Image: several people with cupped hands holding a small plant in dirt.
Graduate students: I want to speak with you directly in this blog about your holistic wellbeing during your studies. Graduate school IS really, really hard with substantial intellectual hurdles. There are also mysterious bureaucratic labyrinths and opaque professional development expectations (see Dr. Jessica Calarco’s 2020 book, A Field Guide to Grad School). I want to help you be aware of and resourced for potential challenges to your bodies, emotions, and spirit as you develop your personal and professional identities.
Graduate school is a potentially traumatic experience for some students. I’ve seen it in my professional work. I’ve talked with enough students who seem depressed, anxious, isolated, afraid, and dissociated from their bodily sensations and emotions. They seem to have lost their core reasons for pursuing advanced study, the joy in giving care to their research questions, and the inner fire in knowing the process of developing their own expertise matters. I think there are some contributing baked-in features of graduate school: emphasis on the mind and objectivism; emotional neglect by mentors; enigmatic, stressful, isolating academic rituals; separation from familiar resources and social networks; and conditions of economic scarcity, to name a few.
I’m not a certified or trained therapist, but I do follow work on trauma and recovery (see for example van der Kolk’s 2015 The Body Keeps the Score as well as Herman’s 2015 Trauma and Recovery).
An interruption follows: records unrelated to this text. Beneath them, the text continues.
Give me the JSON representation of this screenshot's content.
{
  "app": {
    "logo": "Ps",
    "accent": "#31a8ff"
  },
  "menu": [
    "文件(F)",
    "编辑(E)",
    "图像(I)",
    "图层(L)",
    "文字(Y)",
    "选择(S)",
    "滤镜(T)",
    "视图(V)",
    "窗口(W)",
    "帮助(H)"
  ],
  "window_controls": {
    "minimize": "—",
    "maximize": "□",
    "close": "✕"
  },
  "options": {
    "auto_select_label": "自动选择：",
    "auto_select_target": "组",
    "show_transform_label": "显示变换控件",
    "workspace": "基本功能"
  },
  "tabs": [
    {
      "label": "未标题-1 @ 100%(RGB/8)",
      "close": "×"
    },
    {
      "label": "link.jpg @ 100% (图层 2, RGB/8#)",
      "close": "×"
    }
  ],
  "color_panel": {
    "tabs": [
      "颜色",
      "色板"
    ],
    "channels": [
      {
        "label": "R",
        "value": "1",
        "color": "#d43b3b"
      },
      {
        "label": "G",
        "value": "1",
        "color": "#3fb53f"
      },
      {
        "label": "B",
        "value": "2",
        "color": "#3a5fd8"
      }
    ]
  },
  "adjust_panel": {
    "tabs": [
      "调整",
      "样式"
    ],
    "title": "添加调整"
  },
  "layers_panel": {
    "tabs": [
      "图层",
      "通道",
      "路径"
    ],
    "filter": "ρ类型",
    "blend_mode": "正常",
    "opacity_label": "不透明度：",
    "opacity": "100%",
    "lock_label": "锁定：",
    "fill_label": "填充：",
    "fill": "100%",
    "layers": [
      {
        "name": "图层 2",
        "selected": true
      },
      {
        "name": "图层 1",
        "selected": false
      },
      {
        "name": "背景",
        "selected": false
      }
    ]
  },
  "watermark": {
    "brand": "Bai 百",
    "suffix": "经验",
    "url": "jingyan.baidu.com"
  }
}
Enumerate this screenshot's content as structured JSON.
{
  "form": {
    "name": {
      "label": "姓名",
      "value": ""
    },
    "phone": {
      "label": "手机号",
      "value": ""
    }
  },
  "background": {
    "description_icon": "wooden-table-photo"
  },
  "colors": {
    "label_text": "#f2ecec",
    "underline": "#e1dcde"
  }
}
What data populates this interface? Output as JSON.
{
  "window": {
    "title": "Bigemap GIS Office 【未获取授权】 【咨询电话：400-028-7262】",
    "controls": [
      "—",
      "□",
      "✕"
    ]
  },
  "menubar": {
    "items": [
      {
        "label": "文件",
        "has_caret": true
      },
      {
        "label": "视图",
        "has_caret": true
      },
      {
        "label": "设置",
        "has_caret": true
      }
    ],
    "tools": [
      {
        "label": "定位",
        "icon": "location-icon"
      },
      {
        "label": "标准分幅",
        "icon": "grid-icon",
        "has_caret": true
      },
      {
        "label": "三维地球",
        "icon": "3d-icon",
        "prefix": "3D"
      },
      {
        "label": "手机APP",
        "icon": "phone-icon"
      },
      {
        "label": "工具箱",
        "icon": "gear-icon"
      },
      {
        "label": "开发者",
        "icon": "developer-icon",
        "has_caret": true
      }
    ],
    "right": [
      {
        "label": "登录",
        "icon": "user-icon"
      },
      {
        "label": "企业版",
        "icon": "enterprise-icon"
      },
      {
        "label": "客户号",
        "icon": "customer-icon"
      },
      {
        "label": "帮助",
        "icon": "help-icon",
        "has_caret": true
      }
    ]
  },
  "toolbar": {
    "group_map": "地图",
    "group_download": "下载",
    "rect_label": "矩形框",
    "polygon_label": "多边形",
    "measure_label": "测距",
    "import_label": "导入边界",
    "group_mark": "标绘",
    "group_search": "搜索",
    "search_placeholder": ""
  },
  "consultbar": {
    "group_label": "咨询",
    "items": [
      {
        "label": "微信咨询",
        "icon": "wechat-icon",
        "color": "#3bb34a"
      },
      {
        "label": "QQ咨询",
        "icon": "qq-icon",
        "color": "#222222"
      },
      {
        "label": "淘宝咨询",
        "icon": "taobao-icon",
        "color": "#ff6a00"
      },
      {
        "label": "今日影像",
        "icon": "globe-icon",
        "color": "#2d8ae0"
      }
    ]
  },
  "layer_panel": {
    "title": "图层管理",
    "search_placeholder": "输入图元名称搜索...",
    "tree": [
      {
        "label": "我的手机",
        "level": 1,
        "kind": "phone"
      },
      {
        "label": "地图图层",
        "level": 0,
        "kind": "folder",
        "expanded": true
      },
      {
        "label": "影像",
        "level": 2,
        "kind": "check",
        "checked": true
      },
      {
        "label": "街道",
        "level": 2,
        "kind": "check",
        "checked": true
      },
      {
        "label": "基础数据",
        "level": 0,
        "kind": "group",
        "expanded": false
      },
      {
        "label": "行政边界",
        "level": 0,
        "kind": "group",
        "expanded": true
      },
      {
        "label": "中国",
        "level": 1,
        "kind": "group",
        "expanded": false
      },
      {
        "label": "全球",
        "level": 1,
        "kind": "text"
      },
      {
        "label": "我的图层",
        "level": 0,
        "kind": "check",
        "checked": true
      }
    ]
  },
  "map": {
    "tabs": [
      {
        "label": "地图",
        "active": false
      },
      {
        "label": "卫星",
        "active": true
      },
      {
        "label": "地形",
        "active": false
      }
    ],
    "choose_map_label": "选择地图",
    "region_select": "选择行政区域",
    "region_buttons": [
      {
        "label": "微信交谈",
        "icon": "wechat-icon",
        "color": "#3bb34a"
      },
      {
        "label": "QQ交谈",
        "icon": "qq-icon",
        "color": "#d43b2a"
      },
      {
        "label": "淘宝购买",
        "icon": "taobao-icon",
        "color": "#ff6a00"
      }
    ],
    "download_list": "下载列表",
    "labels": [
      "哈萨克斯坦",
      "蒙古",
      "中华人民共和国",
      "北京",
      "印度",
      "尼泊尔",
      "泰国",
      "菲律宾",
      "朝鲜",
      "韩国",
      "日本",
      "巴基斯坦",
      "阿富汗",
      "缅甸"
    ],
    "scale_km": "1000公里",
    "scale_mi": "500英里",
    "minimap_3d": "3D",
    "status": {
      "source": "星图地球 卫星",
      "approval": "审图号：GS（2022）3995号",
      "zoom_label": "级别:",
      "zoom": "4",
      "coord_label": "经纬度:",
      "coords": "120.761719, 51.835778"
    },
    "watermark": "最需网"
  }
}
I also know personally my current journey through healing from trauma. Those potential adverse conditions of graduate studies might lead to complex PTSD for those who don’t have the social resources and inner resilience skills and for those who have experienced adverse events in their past.
Perhaps what I can offer is my best translation at this moment of that theory and practice:
- A wellness check-in (“how are you REALLY?”);
- A validation of the big feelings that happen during key, predictable milestones in graduate school;
- A description of the reality as it is;
- Words to characterize some psycho-social phenomena you’ll encounter;
- Ideas about where to look for comfort, nurturing, compassion, rest;
- Suggestions on how to think about your potential for expanding capacity and sense of self.
I also hope I can offer some practical advice to identify and ward off toxicity, abuse, narcissism and to stay grounded in alignment with your values. I want to be part of your virtual mentor team upstream of crises during your studies.